Prospects of Semiconductor in Insulator (SOI) Technology in Power Amplifiers and Integrated Nanoelectromechanical Systems

April 6, 2012
2:00pm-3:00pm
Mudd 633
Hosted by: Columbia Integrated System Laboratory
Speaker: Prof. Saeed Mohammadi , Associate Professor (School of Electrical and Computer Engineering, Purdue University)

Abstract

Silicon on Insulator (SOI) technology has been widely used for low power analog and digital circuits for applications in mobile computation and communication. An addition of a buried oxide layer beneath a thin Si device layer in SOI technology brings about a new physics to the CMOS transistor, one that is still not fully understood. The buried oxide layer reduces the parasitic capacitance of transistors and interconnect metallizations to the Si substrate, which in turn reduces the dynamic power dissipation. Moreover, the buried oxide layer, when combined with trench oxide, helps electrically isolate CMOS transistors from each other and from the Si substrate. Electrically isolated SOI transistors can be stacked on top of each other to form power amplifiers with large output voltage swings. On the other hand, buried oxide layer facilitates micromachining of thin Silicon Nanowires that can be easily made into suspended double-clamped nanoelectromechanical resonators. With excellent control over the fabrication process, these mechanical resonators are made reliable, reproducible and widely tunable. In addition, they can be excited in their nonlinear dynamics modes including parametric amplification and resonance modes.

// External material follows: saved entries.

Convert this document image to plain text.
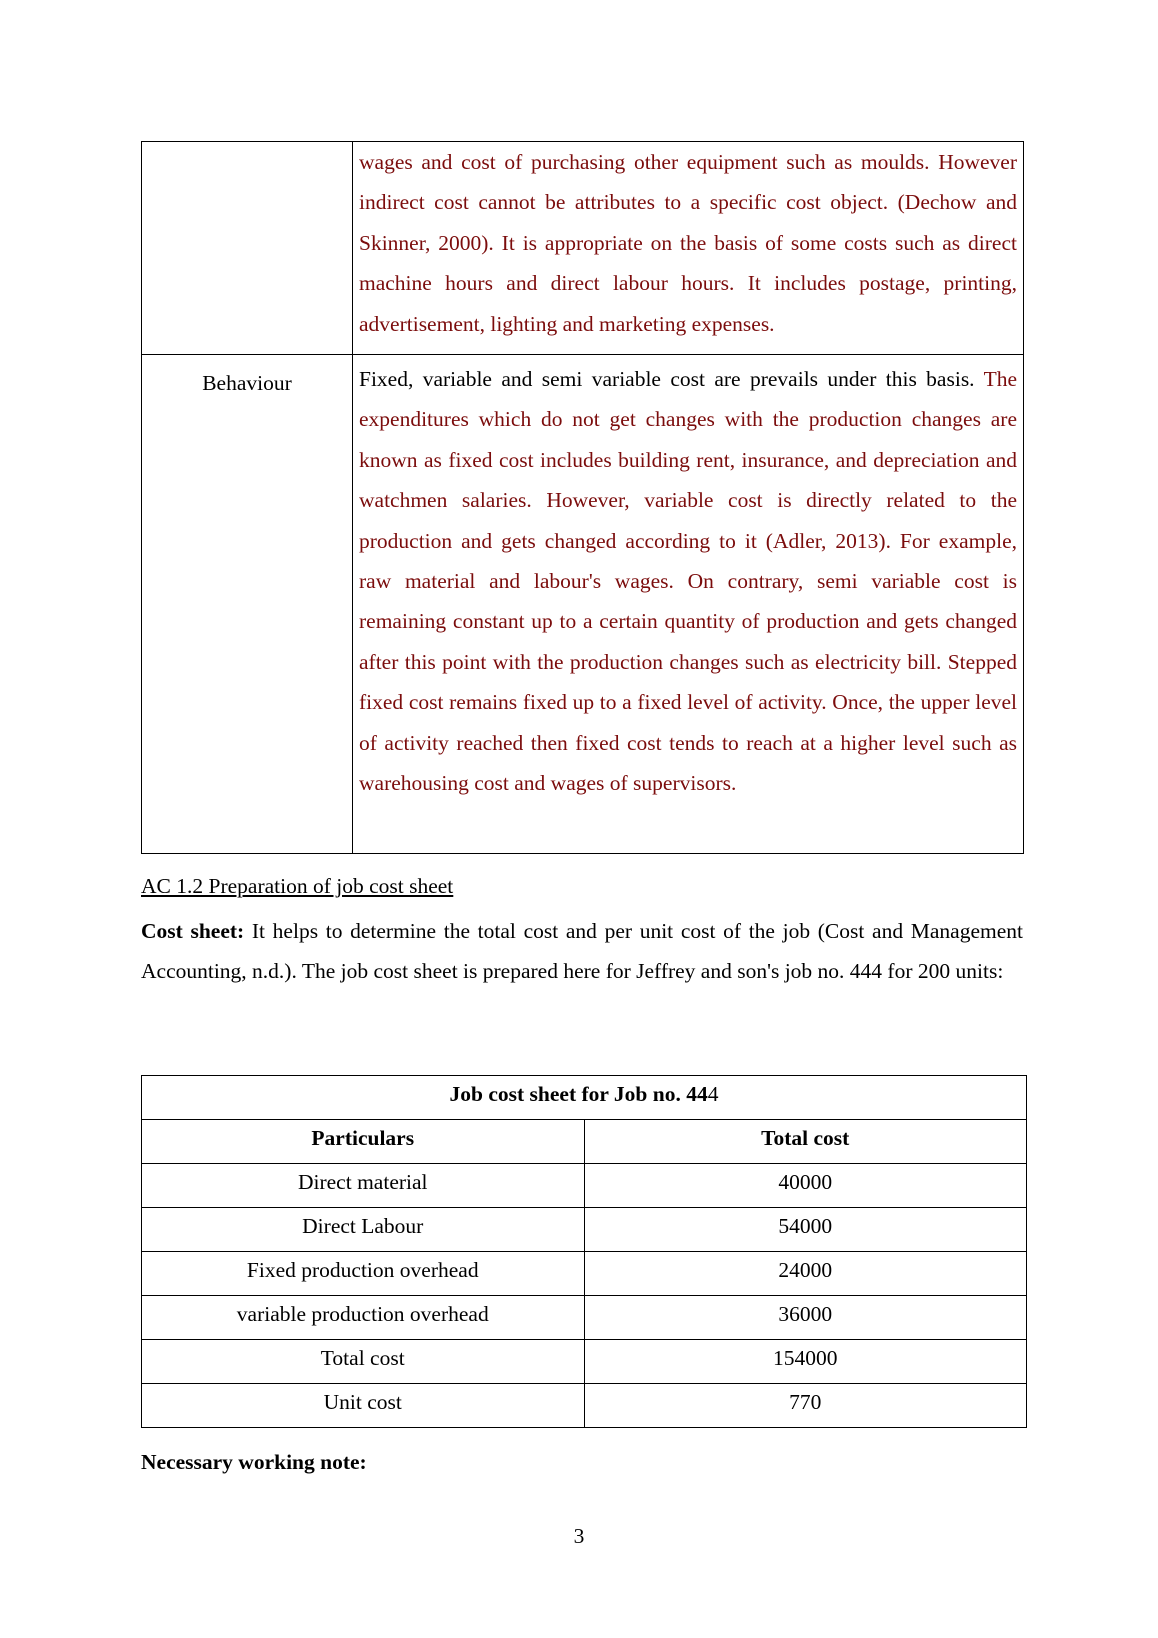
	wages and cost of purchasing other equipment such as moulds. However indirect cost cannot be attributes to a specific cost object. (Dechow and Skinner, 2000). It is appropriate on the basis of some costs such as direct machine hours and direct labour hours. It includes postage, printing, advertisement, lighting and marketing expenses.

Behaviour	Fixed, variable and semi variable cost are prevails under this basis. The expenditures which do not get changes with the production changes are known as fixed cost includes building rent, insurance, and depreciation and watchmen salaries. However, variable cost is directly related to the production and gets changed according to it (Adler, 2013). For example, raw material and labour's wages. On contrary, semi variable cost is remaining constant up to a certain quantity of production and gets changed after this point with the production changes such as electricity bill. Stepped fixed cost remains fixed up to a fixed level of activity. Once, the upper level of activity reached then fixed cost tends to reach at a higher level such as warehousing cost and wages of supervisors.
AC 1.2 Preparation of job cost sheet
Cost sheet: It helps to determine the total cost and per unit cost of the job (Cost and Management Accounting, n.d.). The job cost sheet is prepared here for Jeffrey and son's job no. 444 for 200 units:
Job cost sheet for Job no. 444	
Particulars	Total cost
Direct material	40000
Direct Labour	54000
Fixed production overhead	24000
variable production overhead	36000
Total cost	154000
Unit cost	770
Necessary working note:
3
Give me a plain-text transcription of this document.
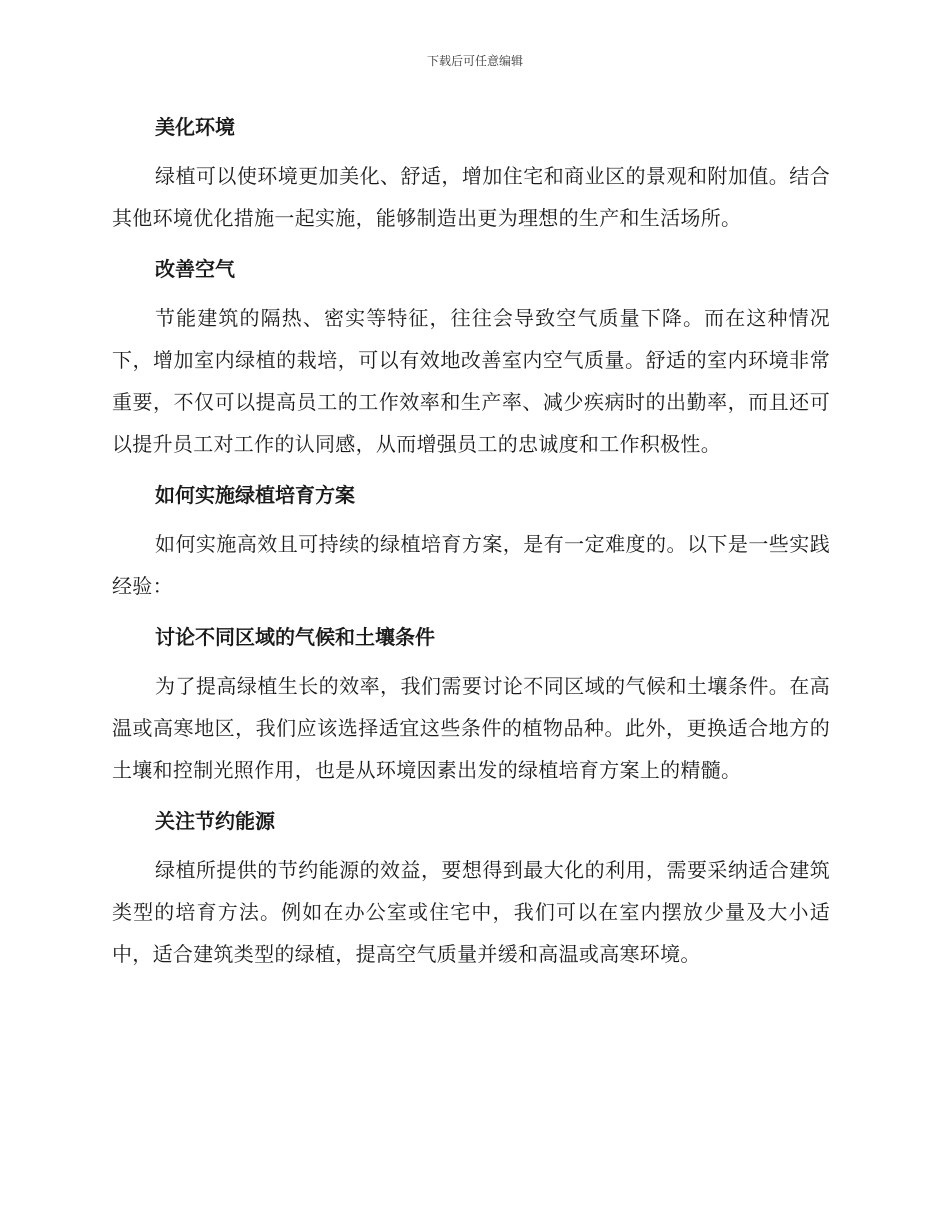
下载后可任意编辑
美化环境

绿植可以使环境更加美化、舒适，增加住宅和商业区的景观和附加值。结合其他环境优化措施一起实施，能够制造出更为理想的生产和生活场所。

改善空气

节能建筑的隔热、密实等特征，往往会导致空气质量下降。而在这种情况下，增加室内绿植的栽培，可以有效地改善室内空气质量。舒适的室内环境非常重要，不仅可以提高员工的工作效率和生产率、减少疾病时的出勤率，而且还可以提升员工对工作的认同感，从而增强员工的忠诚度和工作积极性。

如何实施绿植培育方案

如何实施高效且可持续的绿植培育方案，是有一定难度的。以下是一些实践经验：

讨论不同区域的气候和土壤条件

为了提高绿植生长的效率，我们需要讨论不同区域的气候和土壤条件。在高温或高寒地区，我们应该选择适宜这些条件的植物品种。此外，更换适合地方的土壤和控制光照作用，也是从环境因素出发的绿植培育方案上的精髓。

关注节约能源

绿植所提供的节约能源的效益，要想得到最大化的利用，需要采纳适合建筑类型的培育方法。例如在办公室或住宅中，我们可以在室内摆放少量及大小适中，适合建筑类型的绿植，提高空气质量并缓和高温或高寒环境。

In this presentation, SOI applications in both power amplifiers and integrated Nanoelectromechanical systems are revisited and our most recent results are presented.

Speaker Biography

Saeed Mohammadi graduated with a Masters degree in Electrical Engineering from the University of Waterloo, ONT, Canada in 1994. He earned his PhD degree in Electrical Engineering from the University of Michigan in Ann Arbor in 2000. Since 2002, he has been at Purdue University where he currently serves as an Associate Professor. His research interests are in the areas of experimental nanotechnology and RF circuits. Together with his students, Prof Mohammadi has published more than 120 papers in these areas including the first carbon nanotube RF transistor, the first transparent flexible display technology based on carbon nanotube thin film transistors and the first RF CMOS receiver implemented in subthreshold regime.